Division of Anatomical Pathology, Vancouver General Hospital, Vancouver, British Columbia, Canada.
Department of Pathology & Laboratory Medicine, University of British Columbia, Vancouver, British Columbia, Canada.
BMC Cancer. 2017 Sep 5;17(1):618. doi: 10.1186/s12885-017-3634-5.
Programmed cell death 1 (PD1) inhibitors have recently shown promising anti-cancer effects in a number of solid tumor types. A predictive biomarker to this class of drugs has not been clearly identified; however, overexpression of the PD1 ligand (PD-L1) has shown particular promise in lung adenocarcinoma. In this study, we explore the staining characteristics, prevalence, and clinico-molecular correlates of PD-L1 overexpression in pancreatic ductal adenocarcinoma (PDAC).
A tissue microarray (TMA) was constructed from cases of resected PDAC. PD-L1 immunohistochemistry (IHC) was performed using the SP142 primary antibody. Immunohistochemical assessment for deficient mismatch repair status (MMRd), CD3 and CD8 were performed. All biomarkers were assessed independently by two anatomical pathologists and consensus achieved on all cases. Survival analysis was performed using three thresholds (> = 1%, >5% and >10%) for tumor cell membrane staining.
Two-hundred fifty-two cases were included in the TMA and evaluable by IHC. Thirty-one (12%), 17 (7%), 12(5%) cases were positive at percentage cut offs of >0, >5, and >10% respectively. Increased PD-L1 expression was associated with inferior prognosis (p = 0.0367). No statistically significant association was identified between PD-L1 status and MMR status or tumor infiltrating lymphocytes.

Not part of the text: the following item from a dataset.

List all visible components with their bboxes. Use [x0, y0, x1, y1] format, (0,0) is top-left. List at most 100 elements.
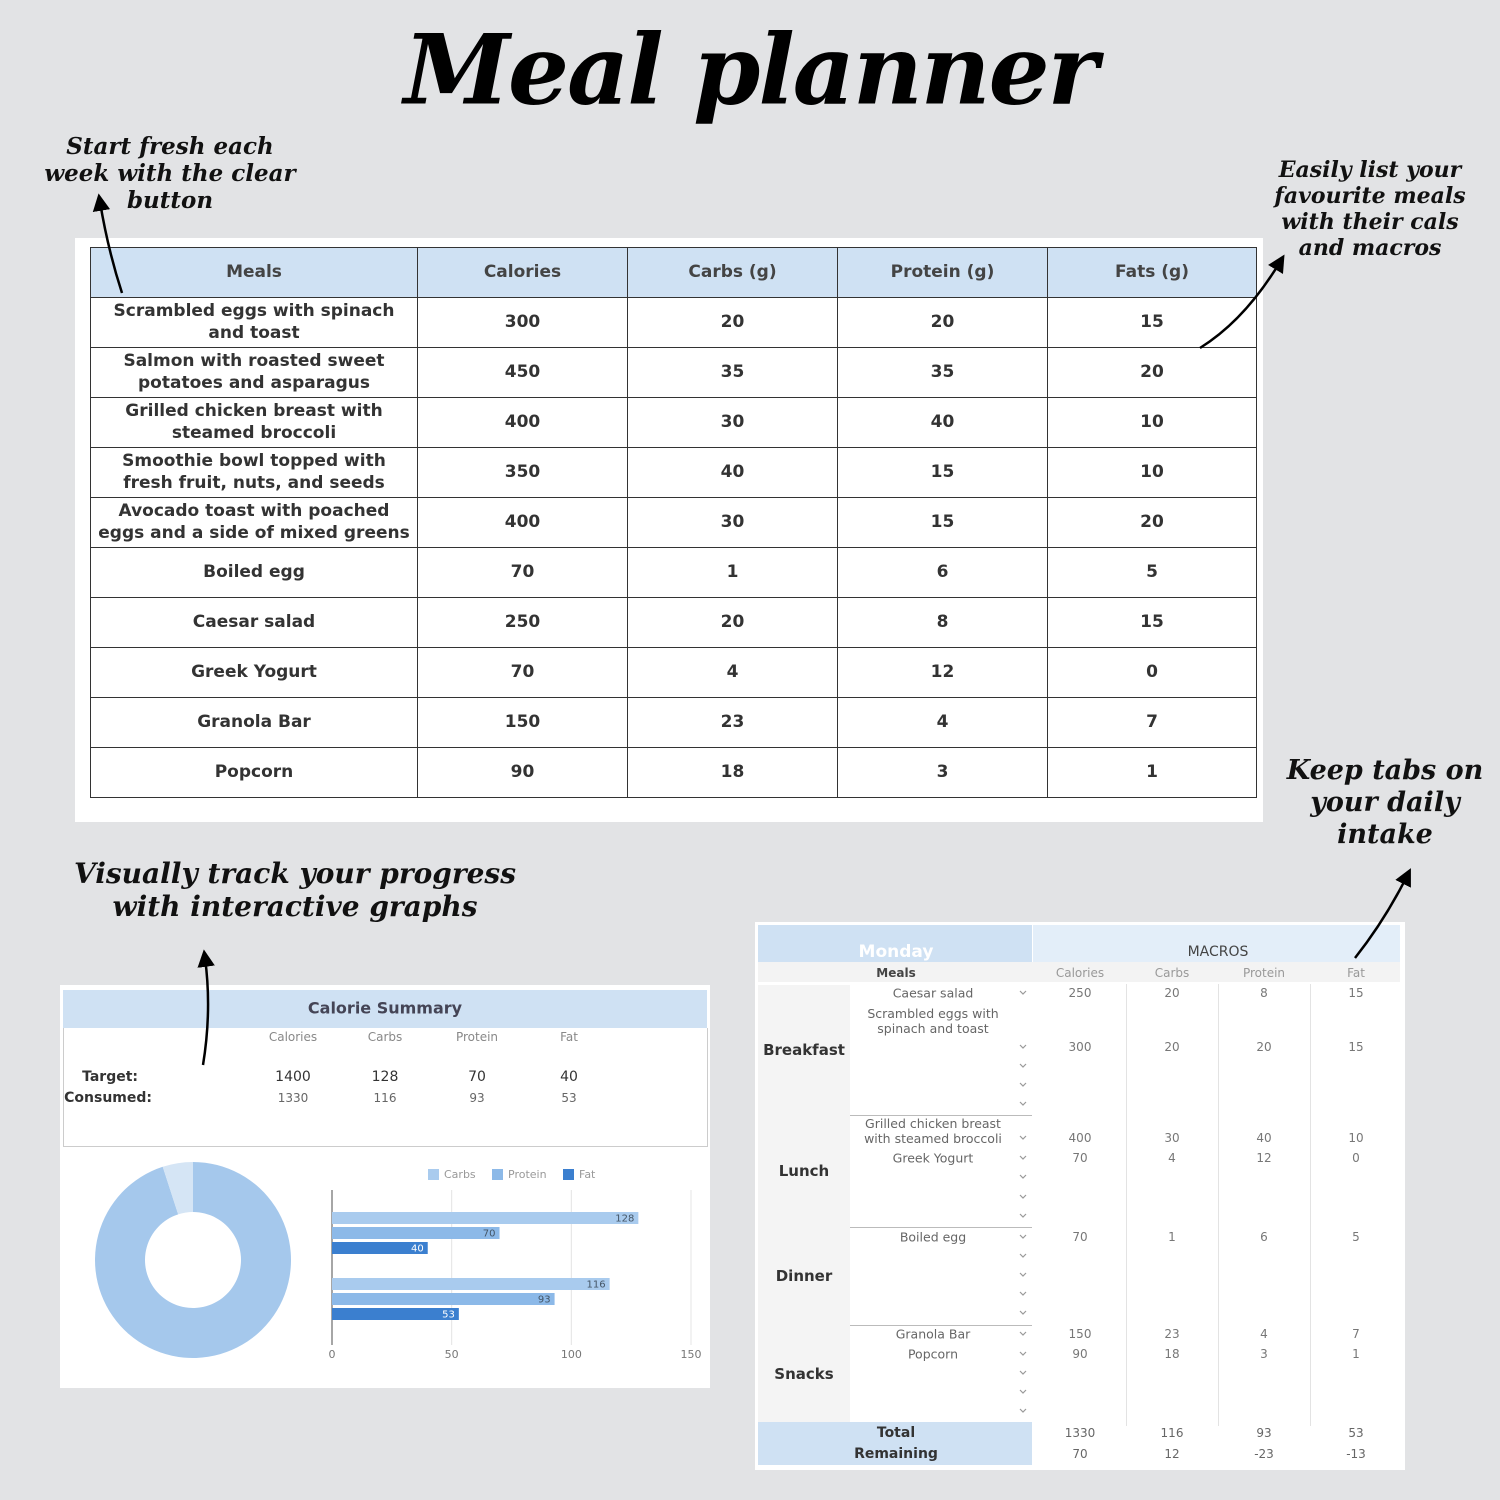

This data suggests that there is an inverse relationship between PD-L1 expression and disease specific survival times in resected PDAC. Consequently, this association may represent a phenotype where increased PD-L1 expression has an effect on tumor biology and could therefore identify a subgroup where PD1 blockade could have enhanced effectiveness.
程序性死亡受体 1(PD1)抑制剂在多种实体肿瘤类型中表现出了有前景的抗癌作用。但是,尚未明确此类药物的预测性生物标志物;然而,PD1 配体(PD-L1)的过表达在肺腺癌中显示出了特别的前景。在这项研究中,我们探讨了胰腺导管腺癌(PDAC)中 PD-L1 过表达的染色特征、流行率和临床分子相关性。
从切除的 PDAC 病例中构建组织微阵列(TMA)。使用 SP142 一抗进行 PD-L1 免疫组织化学(IHC)染色。进行免疫组织化学评估以确定错配修复缺陷状态(MMRd)、CD3 和 CD8。两位解剖病理学家独立评估所有生物标志物,并在所有病例上达成共识。使用肿瘤细胞膜染色的三个阈值(≥1%、>5%和>10%)进行生存分析。
在 TMA 中纳入了 252 例可进行 IHC 评估的病例。分别有 31(12%)、17(7%)和 12(5%)例病例在>0%、>5%和>10%的百分比截断值下为阳性。PD-L1 表达增加与预后不良相关(p=0.0367)。PD-L1 状态与 MMR 状态或肿瘤浸润淋巴细胞之间未发现统计学显著相关性。
该数据表明,在切除的 PDAC 中,PD-L1 表达与疾病特异性生存时间呈负相关。因此,这种相关性可能代表了一种表型,其中 PD-L1 表达增加对肿瘤生物学有影响,因此可以识别出 PD1 阻断可能增强疗效的亚组。